Wednesday, November 26, 2008
Ocko and Gilmartin on A Comparison of the 'Rule of Law' in China and India
State, Sovereignty, and the People: A Comparison of the 'Rule of Law' in China and India is a new article by Jonathan Ocko and David Gilmartin, both of North Carolina State University Department of History. It is forthcoming as the lead article in a symposium issue on Rule of Law in Modern Indian and Chinese History, in the Journal of Asian Studies (February 2009). Accompanying the article will be comments from Randall Peerenboom, Lauren Bention, Prasenjit Duara, Paul Kahn and Vivienne Shue, and a response from the authors. Here's the abstract: This paper uses the concept of rule of law to compare Qing China and British India. Rather than using rule of law instrumentally, the paper embeds it in the histories of state power and sovereignty in China and India.
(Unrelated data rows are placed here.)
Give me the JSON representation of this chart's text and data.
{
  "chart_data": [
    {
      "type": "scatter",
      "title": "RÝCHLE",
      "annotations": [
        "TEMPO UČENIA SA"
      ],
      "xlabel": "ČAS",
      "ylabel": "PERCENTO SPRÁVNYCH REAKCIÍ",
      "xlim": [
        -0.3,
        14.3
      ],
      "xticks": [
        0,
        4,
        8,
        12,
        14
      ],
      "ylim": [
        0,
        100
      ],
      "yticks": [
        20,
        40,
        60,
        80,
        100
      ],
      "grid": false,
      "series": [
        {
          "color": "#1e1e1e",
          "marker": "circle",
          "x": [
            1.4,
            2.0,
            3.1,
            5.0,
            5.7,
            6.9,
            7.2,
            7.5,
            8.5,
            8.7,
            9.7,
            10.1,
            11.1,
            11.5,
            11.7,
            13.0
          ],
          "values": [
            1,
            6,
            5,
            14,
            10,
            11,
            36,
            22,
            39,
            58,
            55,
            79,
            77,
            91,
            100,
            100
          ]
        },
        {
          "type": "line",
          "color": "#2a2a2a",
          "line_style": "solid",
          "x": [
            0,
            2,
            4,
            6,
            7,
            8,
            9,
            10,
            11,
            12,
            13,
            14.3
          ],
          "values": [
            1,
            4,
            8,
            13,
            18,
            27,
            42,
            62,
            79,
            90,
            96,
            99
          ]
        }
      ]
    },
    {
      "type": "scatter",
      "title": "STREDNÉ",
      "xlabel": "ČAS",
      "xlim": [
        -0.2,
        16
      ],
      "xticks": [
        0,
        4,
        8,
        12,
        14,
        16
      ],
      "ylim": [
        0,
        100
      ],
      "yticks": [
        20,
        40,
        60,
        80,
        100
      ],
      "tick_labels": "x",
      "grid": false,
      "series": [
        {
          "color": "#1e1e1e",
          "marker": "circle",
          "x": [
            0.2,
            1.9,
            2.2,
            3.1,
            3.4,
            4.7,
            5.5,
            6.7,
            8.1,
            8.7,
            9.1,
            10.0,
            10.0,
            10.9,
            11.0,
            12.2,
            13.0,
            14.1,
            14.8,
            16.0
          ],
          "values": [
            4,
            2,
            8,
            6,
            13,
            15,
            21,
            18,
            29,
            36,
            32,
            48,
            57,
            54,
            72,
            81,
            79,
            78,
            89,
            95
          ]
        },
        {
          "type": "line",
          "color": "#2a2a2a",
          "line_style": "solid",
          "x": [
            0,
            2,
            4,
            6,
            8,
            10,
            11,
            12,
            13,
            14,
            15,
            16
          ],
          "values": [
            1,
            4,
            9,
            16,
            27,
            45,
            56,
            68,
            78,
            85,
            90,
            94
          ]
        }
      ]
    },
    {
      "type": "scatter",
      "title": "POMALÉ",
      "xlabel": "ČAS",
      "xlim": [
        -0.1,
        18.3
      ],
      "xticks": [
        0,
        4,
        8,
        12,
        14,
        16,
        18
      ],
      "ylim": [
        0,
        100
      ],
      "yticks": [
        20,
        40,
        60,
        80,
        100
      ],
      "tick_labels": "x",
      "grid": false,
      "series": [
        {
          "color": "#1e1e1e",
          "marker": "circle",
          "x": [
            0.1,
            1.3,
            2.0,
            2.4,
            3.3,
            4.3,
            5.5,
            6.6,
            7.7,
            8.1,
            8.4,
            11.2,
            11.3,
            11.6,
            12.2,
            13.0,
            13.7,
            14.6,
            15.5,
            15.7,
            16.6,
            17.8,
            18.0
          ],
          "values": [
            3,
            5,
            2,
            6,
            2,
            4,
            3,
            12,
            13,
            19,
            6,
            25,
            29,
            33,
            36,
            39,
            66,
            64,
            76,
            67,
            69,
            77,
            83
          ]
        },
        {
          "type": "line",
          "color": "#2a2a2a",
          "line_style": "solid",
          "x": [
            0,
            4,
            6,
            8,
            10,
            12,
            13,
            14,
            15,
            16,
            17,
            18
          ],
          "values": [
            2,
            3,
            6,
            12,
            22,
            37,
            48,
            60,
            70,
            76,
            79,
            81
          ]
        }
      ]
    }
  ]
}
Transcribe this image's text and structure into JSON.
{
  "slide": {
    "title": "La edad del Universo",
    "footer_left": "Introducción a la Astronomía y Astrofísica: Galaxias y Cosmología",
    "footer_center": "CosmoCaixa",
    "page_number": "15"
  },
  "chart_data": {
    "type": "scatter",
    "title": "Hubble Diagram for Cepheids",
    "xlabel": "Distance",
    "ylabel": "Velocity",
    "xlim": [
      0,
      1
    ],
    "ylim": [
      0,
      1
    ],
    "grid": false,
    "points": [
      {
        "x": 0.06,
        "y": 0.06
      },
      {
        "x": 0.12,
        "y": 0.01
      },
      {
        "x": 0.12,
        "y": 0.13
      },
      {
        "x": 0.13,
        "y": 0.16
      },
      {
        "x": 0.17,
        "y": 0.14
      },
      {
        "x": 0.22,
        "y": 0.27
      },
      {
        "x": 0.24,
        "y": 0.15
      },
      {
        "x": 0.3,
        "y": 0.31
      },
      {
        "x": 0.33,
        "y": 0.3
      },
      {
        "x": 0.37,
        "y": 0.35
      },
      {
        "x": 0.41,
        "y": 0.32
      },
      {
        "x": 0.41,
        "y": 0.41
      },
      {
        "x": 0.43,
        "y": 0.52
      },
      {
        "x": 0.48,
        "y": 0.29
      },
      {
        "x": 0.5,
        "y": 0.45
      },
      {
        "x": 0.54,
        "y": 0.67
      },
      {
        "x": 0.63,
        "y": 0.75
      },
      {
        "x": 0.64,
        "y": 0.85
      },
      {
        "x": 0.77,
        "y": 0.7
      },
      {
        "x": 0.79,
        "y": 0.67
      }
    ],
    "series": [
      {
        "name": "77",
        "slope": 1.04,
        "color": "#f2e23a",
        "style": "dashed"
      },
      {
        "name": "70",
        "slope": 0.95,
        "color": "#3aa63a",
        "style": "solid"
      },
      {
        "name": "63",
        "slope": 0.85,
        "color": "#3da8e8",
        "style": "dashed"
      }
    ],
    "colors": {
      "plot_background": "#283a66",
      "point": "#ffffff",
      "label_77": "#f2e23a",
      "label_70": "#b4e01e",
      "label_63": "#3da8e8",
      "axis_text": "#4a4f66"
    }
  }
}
Three themes, all framed by rule of law and rule of man as oppositional, yet paradoxically intertwined, notions, organize the paper's comparisons: the role of a discourse of law in simultaneously legitimizing and constraining the political authority of the state; the role of law and legal procedures in shaping and defining society; the role of law in defining an economic and social order based on contract, property, and rights. A fourth section considers the implications of these findings for the historical trajectories of China and India in the 20th century. Taking law as an instrument of power and an imagined realm that nonetheless also transcended power and operated outside its ambit, the paper seeks to broaden the history of rule of law beyond Euro-America.